How Free Compost Collections Help Community Gardens

Free compost shared for community gardens will benefit everyone involved.


With the idea of a community garden being something, most can agree on, in many areas free compost is donated to those involved to help with this effort. Community gardening is not a new idea, but it is one that really helps in many areas.




Those who save what will become free compost that continually needs to be made again for community gardens will donate some time to bring this to the people who do most of the work. In some locations, everyone involved with the community garden will spend time working the land that is being used, as well as benefit from what is grown.

Most community gardens will not use certain items and those participating are given a list of what can be donated. In our area, a container is given to anyone who would like to freely donate what they collect-which is merely trashed otherwise.

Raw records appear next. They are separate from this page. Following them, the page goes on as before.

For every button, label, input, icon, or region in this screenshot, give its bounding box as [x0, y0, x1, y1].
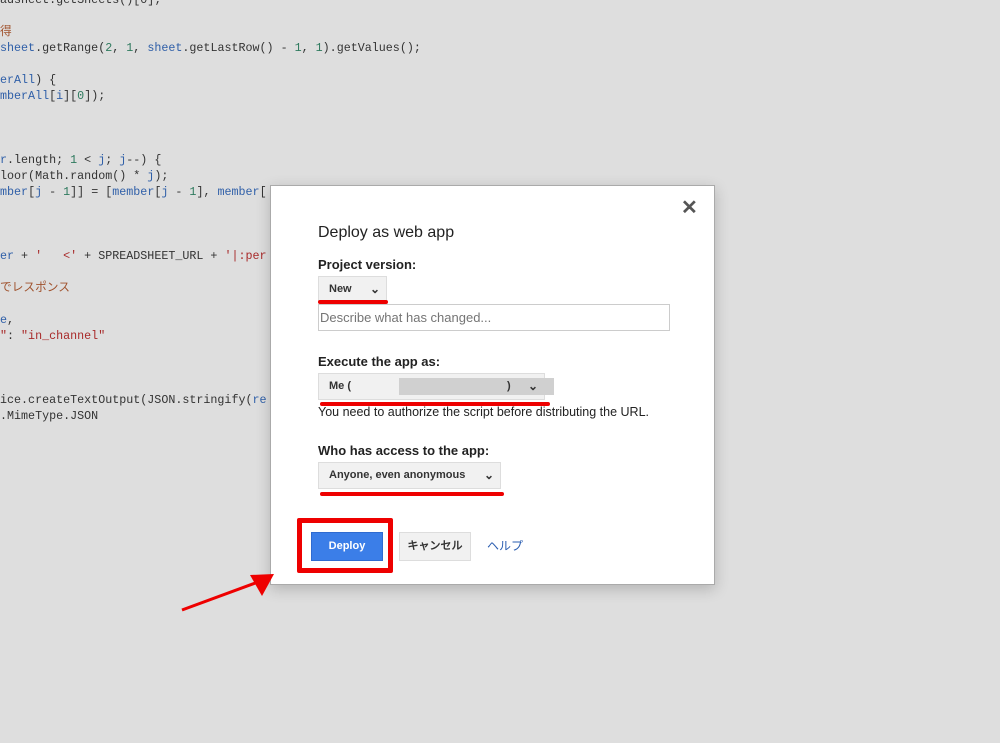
annotation-arrow-icon — [181, 574, 274, 612]
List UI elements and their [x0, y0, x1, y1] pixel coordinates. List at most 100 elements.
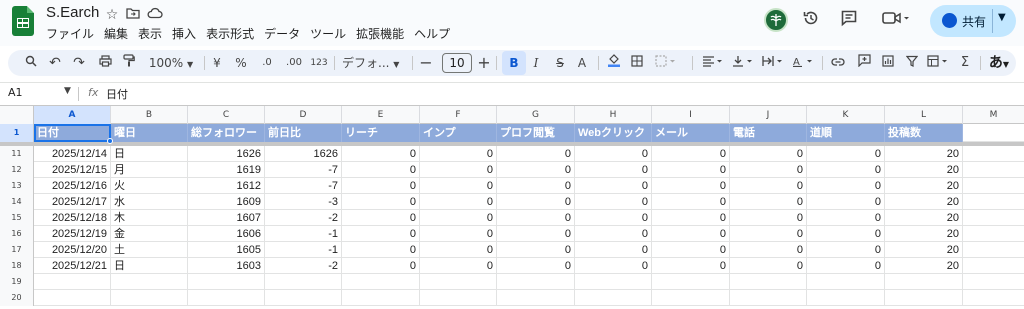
input-tools-button[interactable]: あ▼ — [984, 50, 1014, 76]
table-cell[interactable]: 0 — [497, 194, 575, 210]
insert-comment-icon[interactable] — [854, 50, 874, 76]
table-cell[interactable]: 0 — [420, 194, 497, 210]
table-cell[interactable] — [34, 274, 111, 290]
functions-icon[interactable]: Σ — [956, 50, 974, 76]
table-cell[interactable]: 0 — [807, 162, 885, 178]
table-cell[interactable]: 0 — [420, 210, 497, 226]
more-formats-button[interactable]: 123 — [310, 50, 328, 76]
bold-button[interactable]: B — [505, 50, 523, 76]
row-number[interactable]: 11 — [0, 146, 34, 162]
row-number[interactable]: 20 — [0, 290, 34, 306]
menu-help[interactable]: ヘルプ — [414, 26, 458, 42]
table-cell[interactable]: 0 — [652, 242, 730, 258]
table-cell[interactable]: 0 — [652, 258, 730, 274]
table-cell[interactable]: 金 — [111, 226, 188, 242]
strikethrough-button[interactable]: S — [552, 50, 568, 76]
table-cell[interactable]: 20 — [885, 178, 963, 194]
table-cell[interactable]: 0 — [730, 146, 807, 162]
row-number[interactable]: 19 — [0, 274, 34, 290]
table-cell[interactable]: 2025/12/15 — [34, 162, 111, 178]
text-wrapping-icon[interactable] — [760, 50, 786, 76]
col-header-a[interactable]: A — [34, 106, 111, 124]
table-cell[interactable]: 0 — [807, 146, 885, 162]
table-cell[interactable]: 日 — [111, 258, 188, 274]
menu-format[interactable]: 表示形式 — [206, 26, 262, 42]
table-cell[interactable]: 水 — [111, 194, 188, 210]
table-cell[interactable]: 0 — [342, 162, 420, 178]
table-cell[interactable]: 2025/12/19 — [34, 226, 111, 242]
row-number[interactable]: 13 — [0, 178, 34, 194]
table-cell[interactable]: -3 — [265, 194, 342, 210]
header-cell[interactable]: 電話 — [730, 124, 807, 142]
table-cell[interactable]: 0 — [497, 162, 575, 178]
menu-data[interactable]: データ — [264, 26, 308, 42]
filter-icon[interactable] — [902, 50, 922, 76]
header-cell[interactable]: プロフ閲覧 — [497, 124, 575, 142]
table-cell[interactable] — [652, 290, 730, 306]
increase-font-size-button[interactable]: + — [476, 50, 492, 76]
table-cell[interactable]: -7 — [265, 178, 342, 194]
col-header-e[interactable]: E — [342, 106, 420, 124]
table-cell[interactable]: 0 — [420, 242, 497, 258]
star-icon[interactable]: ☆ — [103, 6, 121, 24]
table-cell[interactable]: 0 — [730, 194, 807, 210]
italic-button[interactable]: I — [528, 50, 544, 76]
table-cell[interactable]: 月 — [111, 162, 188, 178]
col-header-c[interactable]: C — [188, 106, 265, 124]
table-cell[interactable]: 2025/12/18 — [34, 210, 111, 226]
row-number[interactable]: 14 — [0, 194, 34, 210]
header-cell[interactable]: インプ — [420, 124, 497, 142]
table-cell[interactable] — [342, 290, 420, 306]
table-cell[interactable]: 日 — [111, 146, 188, 162]
table-cell[interactable]: 0 — [342, 194, 420, 210]
table-cell-empty[interactable] — [963, 178, 1024, 194]
header-cell[interactable]: 総フォロワー — [188, 124, 265, 142]
format-percent-button[interactable]: % — [234, 50, 248, 76]
table-cell[interactable]: 土 — [111, 242, 188, 258]
table-cell[interactable]: 2025/12/16 — [34, 178, 111, 194]
table-cell[interactable]: 0 — [730, 210, 807, 226]
table-cell[interactable]: 1605 — [188, 242, 265, 258]
col-header-f[interactable]: F — [420, 106, 497, 124]
table-cell[interactable]: 0 — [807, 178, 885, 194]
font-size-input[interactable]: 10 — [442, 53, 472, 73]
table-cell[interactable]: 1619 — [188, 162, 265, 178]
table-cell[interactable]: 0 — [807, 194, 885, 210]
table-cell[interactable]: 0 — [730, 226, 807, 242]
table-view-icon[interactable] — [924, 50, 952, 76]
table-cell[interactable]: 2025/12/20 — [34, 242, 111, 258]
table-cell[interactable]: 1609 — [188, 194, 265, 210]
header-cell[interactable]: リーチ — [342, 124, 420, 142]
table-cell-empty[interactable] — [963, 242, 1024, 258]
decrease-decimal-button[interactable]: .0 — [258, 50, 276, 76]
table-cell[interactable]: 0 — [420, 258, 497, 274]
table-cell[interactable]: 0 — [575, 178, 652, 194]
col-header-b[interactable]: B — [111, 106, 188, 124]
table-cell[interactable]: 1626 — [265, 146, 342, 162]
table-cell[interactable]: -2 — [265, 210, 342, 226]
table-cell[interactable]: -2 — [265, 258, 342, 274]
search-menus-icon[interactable] — [22, 50, 40, 76]
table-cell[interactable]: 0 — [420, 146, 497, 162]
borders-icon[interactable] — [628, 50, 646, 76]
table-cell[interactable] — [652, 274, 730, 290]
header-cell[interactable]: 投稿数 — [885, 124, 963, 142]
undo-icon[interactable]: ↶ — [46, 50, 64, 76]
doc-title[interactable]: S.Earch — [46, 4, 99, 21]
menu-extensions[interactable]: 拡張機能 — [356, 26, 412, 42]
table-cell[interactable] — [342, 274, 420, 290]
version-history-icon[interactable] — [798, 9, 824, 35]
name-box[interactable]: A1 — [8, 86, 23, 99]
table-cell[interactable]: 0 — [807, 210, 885, 226]
paint-format-icon[interactable] — [120, 50, 138, 76]
table-cell[interactable]: 1607 — [188, 210, 265, 226]
text-color-button[interactable]: A — [574, 50, 590, 76]
insert-chart-icon[interactable] — [878, 50, 898, 76]
zoom-select[interactable]: 100% ▼ — [146, 50, 196, 76]
table-cell[interactable]: -1 — [265, 242, 342, 258]
table-cell-empty[interactable] — [963, 162, 1024, 178]
table-cell[interactable]: 0 — [575, 146, 652, 162]
table-cell[interactable]: 0 — [575, 242, 652, 258]
table-cell[interactable]: 0 — [420, 178, 497, 194]
table-cell[interactable]: 2025/12/14 — [34, 146, 111, 162]
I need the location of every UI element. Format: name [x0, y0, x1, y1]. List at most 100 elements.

What can be included in the container we accepted to help with the free compost effort is as follows:




  • Fruit scraps
  • Vegetable scraps
  • Coffee filters
  • Coffee grounds
  • Tea bags
  • Egg shells
  • Nut shells
  • Leaves
  • Grass clippings
  • House plants
  • Wood chips
  • Bread

Readers viewing the photo included with this information about the free composting efforts will see the list of what should not be included. Most of the items on that list will just make sense to the average person who is familiar with gardening and composting.

The purpose of compost and accepting items to make free compost is to encourage everyone who can learn about gardening. Free compost made available to those who otherwise would not understand some of the basics of composting or gardening will help many in various ways.

People involved with a community garden will enjoy what is grown if they so choose. Some have their own garden spot, yet participate in the community garden by bringing items to make free compost in an effort to help others.

The basics of composting is simple enough. Gathering what is needed to have compost ready each season might be the difficult part for some, especially those living in areas where there is not enough space to have a compost pile.

As those involved continue to save scraps, shells and yard waste to make new compost, the community gardens will be able to offer free compost to those needing it. Also, more community gardens will be able to open in areas where people will enjoy the fresh garden offerings.

It may surprise some to learn that according to the EPA, food scraps and yard waste equal about 20% to 30% of what heads to landfills. Theses scraps instead can easily become part of the free compost for community gardens and individuals who are interested in growing their own food.